ЭТО Ж ПРОСТО ВОЙНА…(непридуманные воспоминания)


ЭТО Ж ПРОСТО ВОЙНА…(непридуманные воспоминания)

ЭТО Ж ПРОСТО ВОЙНА…
(непридуманные воспоминания)

— Мам, вам кресло поставить или на скамеечке сядете?
— Кресло, ото белое, и подушечку не забудь.
— Там ветерок прохладный, может, платком ноги укутать?
— Та не. Я штаны теплые надела. И носки шерстяни.
Она так и говорит: то ли по-русски, то ли по-украински. Родилась в России, живет на Украине. Смесь языков.

Я переношу пластиковое кресло от бассейна под орех, к большому столу. Тут мы по вечерам собираемся, обязательно, каждый раз, когда приезжаем в деревню. На кресло кладу специальную плоскую подушечку: чтобы было тепло и мягко. Бабушка, моя свекровь, долго кряхтит, возится, устраивается. С этого наблюдательного пункта она видит и дом (там невестка с дочкой ужин готовят и через окно на задний двор подают к столу), и бассейн (за этим сорванцом Андрюшкой, только и уследи!), и большой новый мангал из булыжников, стилизованый «под старину» (она по-прежнему называет его «костром»), на котором ее сын и внук колдуют над мясом. Пищат в кустах вредины-комары, но сюда им дороги нет – специальные спиральки-дымовушки их отгоняют. Пряно пахнет матиола. Шуршат в траве ночные мыши. Порывы ветра разносят по селу запах жарящегося на мангале мяса. Дворовый пес Рыжий и сверхпородистый цверг Баф терпеливо ждут результатов от манипуляций над мангалом.

Лето. Вечер. Теплынь. Тишина.
— А на этом месте, — вдруг говорит бабушка, — я выкопала окоп, прямо от туда, в гору.
— Что, бабушка? – спрашивает внук Дима, не поняв, к чему эта тирада. Впрочем, бабушка часто так начинает фразу, словно в ответ на свои глубинные мысли.
— Говорю, окоп тут был. От бомбежек прятались. Канаву я выкопала метра два глубиной, шоб стояти можно было. Постелила доски, на доски солому. Зверху такой настил, тоже з досок, вот и прятались от бомбежек. Хоть осколки не доставали. Прямо отут, где ты мясо жаришь. Думаю, осколок не достанет, а если бомба попадет – то всем вместе могила: и мне, и детям. Так еще и Мария со своими приходила, и старый Федор с девчатами. Всем места хватало. Я сильно боялась, что меня убьет, а дите останется: Вале и двух годиков тогда не было. Баба ж, свекруха, ее не хотела глядеть (нянчить).
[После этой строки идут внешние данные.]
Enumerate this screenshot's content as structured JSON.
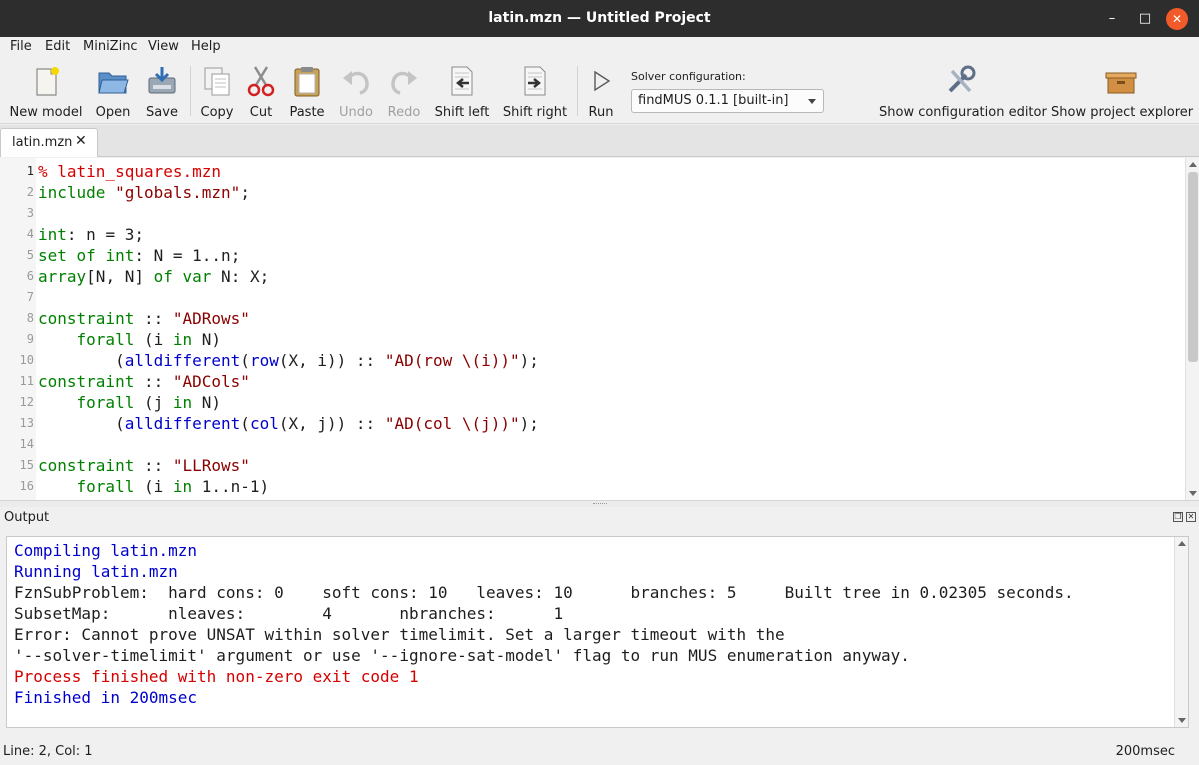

— А моя мама где была? – спрашивает Дима.
— В животе. Батько, то есть чоловик мой, тут партизанил, да в гости наведывался. Вот и догостевался. У меня живот, а тут немец нас выгнал з села и погнал лесом. Я Валю на руках несу, она у меня на животе и сидит. Гнали нас гнали, потом еще с соседнего села люди прибились, и еще. Вот и идем. Говорят всех в Ульяниках соберут и пожгут. За партизан. А если выдадим, у кого семья в партизанах, то не пожгут. Пристали немцы до нашего старосты: кто с партизан? А тот говорит – нету у нас партизан. Одни бабы да дети. Так они его и забили при всех. Хороший чоловик был.

— Бабушка, — не понимает Андрюшка (он уже наплавался и теперь сидит, слушает бабушкины рассказки), — так старосты ж плохие были, они на фрицев работали. Нам в школе говорили.
Бабушка кряхтит возмущенно: может, и плохие. Только наш Степан Иваныч многих людей спас, и партизанок, и евреек беглых прятал. А так, конечно, работал, нас на работу выгонял. В поле, мертвых собирать. Там меня и ранило.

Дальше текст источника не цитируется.